AdamJT13;3632208 said:
If you ignore stats, you wouldn't know that the team commits more penalties than it should or doesn't get as many turnovers as it should. And if you think they're meaningless, then you wouldn't pay attention to the stats about penalties and turnovers anyway.
The stats quantify what happens on the field. And they report both effects and cause, because one stat can affect another, which affects another, which affects another. And collectively, they cause us to lose.
I agree stats are valuable. That is what I do as a real gig. But You have to define all independent variables for the dependent variables (i.e. wins).
As you may be able to prove by yds against and yds for, Dallas is an outlier (reject the null). meaning with an alpha of 5%, we can say that with 95% certainty that these 2 variables are not influencing wins. We can prove it but it is empirical evidence to.
So you can figure in penalties (which you did a good job). but if penalties do not explainit all, it could be net penalty yds, lost yds, missed fgs, plus special teams, 3rd down success, etc.
Ultimately, you could come up with a multiple regression of significant variables that may show yds have nothing to do with it when you factor in others.
you may end up with a mx regression parametric equation: y=b+m1x1+m2x2+...mixi.
i thought about trying all this, but I don't have the time.
Even when you get to the solution, it is a predictive model, but its based on historical data. you can get a good idea, but why Barron IMMEDIATELY grabsand holds on the last play of the game could throw all of the other varaibales away (assuming it is the only penalty of the game).
Stats will get you some insight, but some times its obvious without the work, sometimes you lose man to man battles and it is a domino effect.

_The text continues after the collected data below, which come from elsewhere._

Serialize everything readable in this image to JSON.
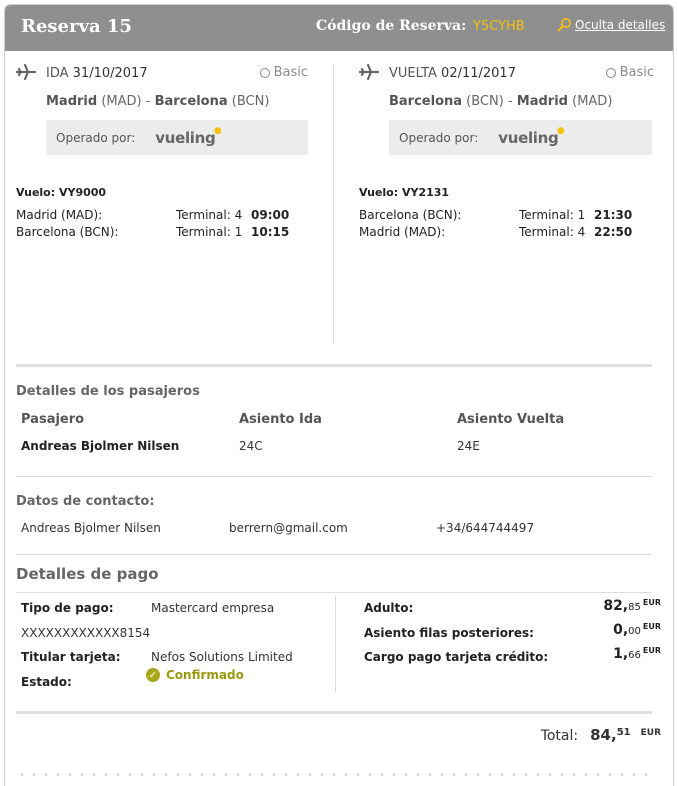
{
  "header": {
    "title": "Reserva 15",
    "code_label": "Código de Reserva:",
    "code_value": "Y5CYHB",
    "hide_details": "Oculta detalles"
  },
  "outbound": {
    "direction": "IDA",
    "date": "31/10/2017",
    "fare": "Basic",
    "origin": "Madrid",
    "origin_code": "(MAD)",
    "separator": "-",
    "destination": "Barcelona",
    "destination_code": "(BCN)",
    "operated_label": "Operado por:",
    "airline": "vueling",
    "flight_number": "Vuelo: VY9000",
    "segments": [
      {
        "city": "Madrid (MAD):",
        "terminal": "Terminal: 4",
        "time": "09:00"
      },
      {
        "city": "Barcelona (BCN):",
        "terminal": "Terminal: 1",
        "time": "10:15"
      }
    ]
  },
  "return": {
    "direction": "VUELTA",
    "date": "02/11/2017",
    "fare": "Basic",
    "origin": "Barcelona",
    "origin_code": "(BCN)",
    "separator": "-",
    "destination": "Madrid",
    "destination_code": "(MAD)",
    "operated_label": "Operado por:",
    "airline": "vueling",
    "flight_number": "Vuelo: VY2131",
    "segments": [
      {
        "city": "Barcelona (BCN):",
        "terminal": "Terminal: 1",
        "time": "21:30"
      },
      {
        "city": "Madrid (MAD):",
        "terminal": "Terminal: 4",
        "time": "22:50"
      }
    ]
  },
  "passengers": {
    "title": "Detalles de los pasajeros",
    "headers": [
      "Pasajero",
      "Asiento Ida",
      "Asiento Vuelta"
    ],
    "rows": [
      {
        "name": "Andreas Bjolmer Nilsen",
        "seat_out": "24C",
        "seat_ret": "24E"
      }
    ]
  },
  "contact": {
    "title": "Datos de contacto:",
    "name": "Andreas Bjolmer Nilsen",
    "email": "berrern@gmail.com",
    "phone": "+34/644744497"
  },
  "payment": {
    "title": "Detalles de pago",
    "type_label": "Tipo de pago:",
    "type_value": "Mastercard empresa",
    "card_number": "XXXXXXXXXXXX8154",
    "holder_label": "Titular tarjeta:",
    "holder_value": "Nefos Solutions Limited",
    "status_label": "Estado:",
    "status_value": "Confirmado",
    "lines": [
      {
        "label": "Adulto:",
        "int": "82,",
        "dec": "85",
        "cur": "EUR"
      },
      {
        "label": "Asiento filas posteriores:",
        "int": "0,",
        "dec": "00",
        "cur": "EUR"
      },
      {
        "label": "Cargo pago tarjeta crédito:",
        "int": "1,",
        "dec": "66",
        "cur": "EUR"
      }
    ],
    "total_label": "Total:",
    "total_int": "84,",
    "total_dec": "51",
    "total_cur": "EUR"
  },
  "colors": {
    "header_bg": "#8f8f8f",
    "accent": "#f4c20d",
    "confirmed": "#9a9a10"
  }
}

I think you have done a good job, but there is always a random variability.
I measure refinance/prepayment behavior. you think that lower rates and low refinance costs would entice borrowers to refi, but there are things like appraisal, and burnout that make it an inexact science. Stats can forecast to the best of the current data, but it cannot predict causes of extreme future events.
The questions is can the outliers produce new data to use as a dependent variable.